“The LORD himself goes before you and will be with you; he will never leave you nor forsake you. Do not be afraid; do not be discouraged.” Deuteronomy 31:8 NIV
Historic. Unprecedented. Frustrating. Tiring. These are just a few of the ways in which we have described the majority of 2020. This year was supposed to be a time of renewed vision, fresh ideas, and limitless opportunities for positive changes within our families, congregation, places of employment, schools, and so many other facets of life. I have heard countless individuals say they wished the past several months were merely a dream from which everyone will soon awake. COVID-19, racial tension, hurricanes, forest fires, and pending elections are all the buzz from our news networks, social media feeds, daily papers, magazines, and other sources of pertinent information.
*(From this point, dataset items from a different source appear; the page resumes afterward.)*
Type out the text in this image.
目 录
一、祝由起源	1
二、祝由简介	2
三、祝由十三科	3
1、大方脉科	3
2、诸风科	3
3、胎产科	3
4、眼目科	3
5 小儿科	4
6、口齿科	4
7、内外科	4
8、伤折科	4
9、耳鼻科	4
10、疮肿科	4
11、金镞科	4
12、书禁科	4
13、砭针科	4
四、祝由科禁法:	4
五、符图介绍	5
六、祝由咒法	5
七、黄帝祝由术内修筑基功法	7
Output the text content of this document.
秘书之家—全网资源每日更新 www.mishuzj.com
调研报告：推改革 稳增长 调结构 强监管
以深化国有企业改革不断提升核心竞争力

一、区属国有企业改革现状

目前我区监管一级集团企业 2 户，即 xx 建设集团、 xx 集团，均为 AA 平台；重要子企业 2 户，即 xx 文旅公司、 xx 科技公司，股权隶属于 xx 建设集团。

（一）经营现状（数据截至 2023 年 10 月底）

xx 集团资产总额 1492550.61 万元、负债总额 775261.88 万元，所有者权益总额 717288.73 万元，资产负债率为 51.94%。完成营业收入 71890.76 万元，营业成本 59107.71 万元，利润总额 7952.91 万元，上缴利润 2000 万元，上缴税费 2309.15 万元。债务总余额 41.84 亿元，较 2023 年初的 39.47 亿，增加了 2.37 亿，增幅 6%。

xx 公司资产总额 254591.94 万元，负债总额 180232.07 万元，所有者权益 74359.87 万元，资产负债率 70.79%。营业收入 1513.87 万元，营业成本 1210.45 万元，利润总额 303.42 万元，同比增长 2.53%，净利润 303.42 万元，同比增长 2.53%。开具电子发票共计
It is a stressful time to say the very least. Depression is on the rise amongst various groups. Anxiety has touched the lives of those who usually cope rather well with tense situations. “Afraid” serves as the category of choice for the feelings of many. The times they are a changing. This world seems vastly different from the one of yesteryear. Our hearts long for something which resembles the normal we have known and loved. When will things settle? What will tomorrow hold in store? Where do we go from here? These questions, and others like them, have become common amongst daily conversations and will no doubt continue for some time to come. Unfortunately, there are no simple answers and it is evident that the opinions/assumptions of many range from one end of the spectrum to the other. There are some who buy into a variety of conspiracy theories, others who take the “sky is falling approach,” and still others who wish to hurry along the Lord’s appearing. Our days are indeed enough to make practically everyone feel frazzled.
I do not know that the word “frazzled” necessarily describes the situation in the opening Scripture from Deuteronomy 31, but I can imagine there may have been some nervous feelings and perhaps questions about the near future. To set the context, the children of Israel had completed their lengthy period of wilderness wandering and were on the cusp of beginning their conquest of the land which God had promised. Moses, well-advanced in years and having disobeyed God’s earlier instructions, would not be making the trek into Canaan. He was given the opportunity to view this land “flowing with milk and honey” at a distance, but would miss the glorious moment when God’s people stepped into God’s promise. The time had come for Moses to pass the torch of leadership to Joshua, a young man who had proven faithful when surveying the land in preparation for its conquest. No doubt, Joshua knew that his leadership of the Israelites would be a daunting task which would require all of the strength and wisdom he could obtain from above. As with any new undertaking, there can be a bit of uneasiness, perhaps doubt and concern to go along with the unknowns of the future. Joshua was the individual for the job, but as Moses’ words reassured him, he was not going into this journey alone.
I often incorporate the reference to God as one who “never leaves or forsakes us” into my pastoral prayers within worship as well as with individuals. It is an excellent word for those moments when it feels as though everything is changing, the ground beneath us is shaking, and the world appears to be in chaos. It sounds like a word especially for here and now. We may not be taking the helm in leading a people into a foreign land, but we do wonder in the midst of our own uncertainties if there is anything constant. Is there something stable which we can rest upon to sustain us through these times? The answer is yes and it is found through the same words issued over 3,000 years ago to an Israelite leader. God’s presence is the constant which we can rely upon through the confusion of our present times. Our God is not overcome by the stresses and strains of this world. God never cowers at the arrival of new uncertainties. Not for a moment is God weakened by the evil which infiltrates so many portions of society. God never ceases to be God even as we as God’s people experience a season which feels overwhelming to say the very least. The God of the universe longs for us to seek the divine presence when it comes to all facets of our lives, but especially when we feel the temptation to cope with or even control that which makes us anxious. As Jesus taught his disciples in the Sermon on the Mount, worry never contributes anything positive to the lives of those who choose to do it.
We can look at our surroundings and complain about the current situation(s) or we can be trusting. We can blame one group or another, throw up our hands in rage, or withdraw into a hiding place in order to avoid the present. However, as a people of faith, God has invited us to persevere in our pursuit of God. Even when we want to break or give into the times, God continues to invite us to find our refuge in his power and strength. This source will never change, run out, or leave us alone.